Добавить в цитаты Настройки чтения

Страница 33 из 54



Не занимаясь никакими поисками, никого не спрашивая, Сабина нашла себе дело — оно буквально само приплыло к ней в руки. Дело было добровольное и заключалось в сборе ежемесячных взносов у членов сионистской женской организации ВИСО[82], в которой Сабина сама состояла. Каждый месяц она обходила дома, выписывала квитанции, а дважды в год — на Хануку и в Пурим — помогала в организации праздников и вечеров.

Как правило, она сидела у входа в специально арендованный под мероприятие зал и продавала билеты. Это более чем скромное занятие играло важную роль: представляло собой суррогат дружеского общения. Говоря о своей «работе», она оживлялась. Сказать ей было особо нечего, и она по-прежнему глядела с испугом.

На ежегодном балу по случаю праздника Пурим к продававшей билеты Сабине подошел незнакомый мужчина и спросил, можно ли пригласить ее на танец.

— Я не танцую, — ответила она, не кривя душой. Голос у нее слегка дрожал.

— В таком случае приглашаю вас на чашечку кофе…

Местный оркестр исполнял вальс Штрауса, и Сабина ощутила странную нереальность этой сцены, будто взятой из дешевого романа. Ей показалось, что она читает книгу.

— Сейчас я не могу, — голос у нее по-прежнему слегка дрожал, — гости еще собираются, но через полчаса с удовольствием выпью кофе…

— Значит, через полчаса я вас украду, — заявил незнакомец и исчез.

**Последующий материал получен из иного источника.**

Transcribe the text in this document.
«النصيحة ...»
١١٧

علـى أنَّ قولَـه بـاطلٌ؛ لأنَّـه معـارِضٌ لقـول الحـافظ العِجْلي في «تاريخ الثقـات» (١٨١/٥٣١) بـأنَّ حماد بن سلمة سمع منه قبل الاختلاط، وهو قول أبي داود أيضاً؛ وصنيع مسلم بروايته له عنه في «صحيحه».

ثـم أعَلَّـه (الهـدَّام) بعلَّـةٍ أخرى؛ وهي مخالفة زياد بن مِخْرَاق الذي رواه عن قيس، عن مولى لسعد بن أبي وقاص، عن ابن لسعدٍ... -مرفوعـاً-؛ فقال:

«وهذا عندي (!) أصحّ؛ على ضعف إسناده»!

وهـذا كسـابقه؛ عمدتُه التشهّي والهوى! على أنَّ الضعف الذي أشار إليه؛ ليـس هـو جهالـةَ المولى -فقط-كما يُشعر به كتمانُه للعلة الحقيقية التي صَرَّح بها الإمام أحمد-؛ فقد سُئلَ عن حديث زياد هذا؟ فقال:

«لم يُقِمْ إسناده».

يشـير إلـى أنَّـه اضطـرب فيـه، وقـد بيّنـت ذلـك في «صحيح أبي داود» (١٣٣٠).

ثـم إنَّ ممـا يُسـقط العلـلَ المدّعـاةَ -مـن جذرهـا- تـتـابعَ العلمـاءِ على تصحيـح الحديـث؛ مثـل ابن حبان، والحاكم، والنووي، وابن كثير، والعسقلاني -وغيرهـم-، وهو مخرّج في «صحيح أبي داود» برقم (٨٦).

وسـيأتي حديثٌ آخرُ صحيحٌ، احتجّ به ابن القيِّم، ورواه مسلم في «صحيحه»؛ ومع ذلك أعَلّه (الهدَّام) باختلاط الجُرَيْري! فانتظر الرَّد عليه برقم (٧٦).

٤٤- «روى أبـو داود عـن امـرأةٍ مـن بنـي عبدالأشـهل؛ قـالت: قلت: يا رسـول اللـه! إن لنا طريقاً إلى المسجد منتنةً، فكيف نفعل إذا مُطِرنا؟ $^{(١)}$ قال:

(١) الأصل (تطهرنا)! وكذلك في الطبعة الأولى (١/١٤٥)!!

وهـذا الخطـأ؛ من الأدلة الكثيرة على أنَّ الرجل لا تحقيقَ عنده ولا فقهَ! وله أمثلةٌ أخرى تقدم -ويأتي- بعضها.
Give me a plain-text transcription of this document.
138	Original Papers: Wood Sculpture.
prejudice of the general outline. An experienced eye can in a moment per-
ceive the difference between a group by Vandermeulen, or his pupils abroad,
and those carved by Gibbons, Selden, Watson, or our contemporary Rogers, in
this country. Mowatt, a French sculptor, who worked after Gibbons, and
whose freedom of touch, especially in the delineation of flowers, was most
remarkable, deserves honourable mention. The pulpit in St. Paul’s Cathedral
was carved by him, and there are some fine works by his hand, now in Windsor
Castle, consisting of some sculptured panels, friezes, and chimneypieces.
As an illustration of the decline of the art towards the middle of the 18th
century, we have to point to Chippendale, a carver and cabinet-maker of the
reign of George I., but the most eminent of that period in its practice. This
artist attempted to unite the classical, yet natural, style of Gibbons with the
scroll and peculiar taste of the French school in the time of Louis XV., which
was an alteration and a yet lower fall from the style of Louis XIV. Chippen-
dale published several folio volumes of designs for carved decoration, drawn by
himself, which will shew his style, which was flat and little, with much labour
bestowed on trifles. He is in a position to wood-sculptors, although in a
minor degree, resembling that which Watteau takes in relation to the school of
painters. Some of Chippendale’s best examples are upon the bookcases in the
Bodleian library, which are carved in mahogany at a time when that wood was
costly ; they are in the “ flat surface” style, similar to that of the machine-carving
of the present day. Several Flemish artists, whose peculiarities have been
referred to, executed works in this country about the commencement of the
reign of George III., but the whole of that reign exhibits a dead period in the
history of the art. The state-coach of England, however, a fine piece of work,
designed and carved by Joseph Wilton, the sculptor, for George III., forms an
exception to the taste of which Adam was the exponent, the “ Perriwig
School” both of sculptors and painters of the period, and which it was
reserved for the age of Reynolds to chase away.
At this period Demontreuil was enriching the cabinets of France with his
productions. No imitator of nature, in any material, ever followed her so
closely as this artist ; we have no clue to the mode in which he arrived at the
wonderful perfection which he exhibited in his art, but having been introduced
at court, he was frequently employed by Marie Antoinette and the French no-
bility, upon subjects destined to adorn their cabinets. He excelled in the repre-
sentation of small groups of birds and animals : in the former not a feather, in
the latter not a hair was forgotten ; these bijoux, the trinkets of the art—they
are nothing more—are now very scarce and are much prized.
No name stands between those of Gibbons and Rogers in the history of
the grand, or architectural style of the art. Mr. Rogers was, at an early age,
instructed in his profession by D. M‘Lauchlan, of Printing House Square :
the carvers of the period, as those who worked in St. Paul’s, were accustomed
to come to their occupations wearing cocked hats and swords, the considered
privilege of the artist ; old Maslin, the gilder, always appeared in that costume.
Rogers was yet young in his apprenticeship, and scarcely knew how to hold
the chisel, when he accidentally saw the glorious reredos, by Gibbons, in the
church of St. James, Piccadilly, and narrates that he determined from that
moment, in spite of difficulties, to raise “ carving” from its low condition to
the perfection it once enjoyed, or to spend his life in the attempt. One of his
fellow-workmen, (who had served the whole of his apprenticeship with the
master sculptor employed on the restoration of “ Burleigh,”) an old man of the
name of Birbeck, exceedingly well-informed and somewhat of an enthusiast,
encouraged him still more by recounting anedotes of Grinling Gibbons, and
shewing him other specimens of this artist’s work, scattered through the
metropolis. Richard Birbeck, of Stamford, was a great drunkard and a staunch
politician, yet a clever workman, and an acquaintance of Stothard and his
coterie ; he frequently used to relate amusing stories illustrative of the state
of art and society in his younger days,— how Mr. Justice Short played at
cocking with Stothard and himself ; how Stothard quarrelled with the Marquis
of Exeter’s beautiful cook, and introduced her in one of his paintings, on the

После его ухода Сабина погрузилась в замешательство: она сидела неподвижно, глядя прямо перед собой еще более испуганно, чем обычно (словно заранее знала, что ничего хорошего с ней случиться не может). Задумчивость продолжалась недолго, поскольку она увидела бежавшую по коридору соседку, маникюршу Сару, бледную, в поспешно наброшенном на плечи плаще. Сара громко звала:

— Скорее, пани Сабина, скорее…

Сабина прикрыла рукой рот, заглушив крик. Дома она обнаружила Дору, съежившуюся на диване, онемевшую от ужаса. В спальне, на высоко взбитых подушках лежала мать Сабины, мертвая.

* * *

Венские сестры на похороны матери не приехали. В это время они под надзором гестапо намывали тротуары и общественные туалеты города театров и оперы. В письмах к Сабине призывали: «Беги, поезжай в Палестину, там встретимся», — и перед самым началом войны покинули Европу. Дора давно учила иврит, что — учитывая энтузиазм, с которым Сабина работала в ВИСО, а также ее симпатию к бело-голубым взглядам, — свидетельствует о том, что у девочки были свои собственные планы. Когда началась война, местечко заняли русские, и этот почти двухлетний русский период Сабина пережила без ущерба (и без дела): на скромное существование хватало родительского наследства. После вторжения немцев она ощутила панику и беспомощный страх. Первую и вторую акции они с дочкой пересидели в убежище — а третью не пережили.

Много лет спустя после окончания войны, десятки лет спустя… случайно выяснилось…

(Лишь после войны… лишь спустя годы… лишь случайно… Постоянно возникает и в устной речи, и на бумаге это слово-дополнение, слово-приписка к отдельным судьбам.)

Было известно, что их забрали ранним утром, как только эсэсовцы начали орудовать в оккупированном айнзацкомандой[83] местечке; их забрали и заперли вместе с другими в здании бани. Было известно, что грузовики подъехали на закате, а гудок поезда, направлявшегося в Белжец, донесся со станции с наступлением темноты. Вот и все, что мы знали.

Но образ Сабины и Доры, лежавших в коридоре юденрата под ворохом пустых мешков из-под муки, из которой пекли хлеб с закалом, оставался тайной десятки лет.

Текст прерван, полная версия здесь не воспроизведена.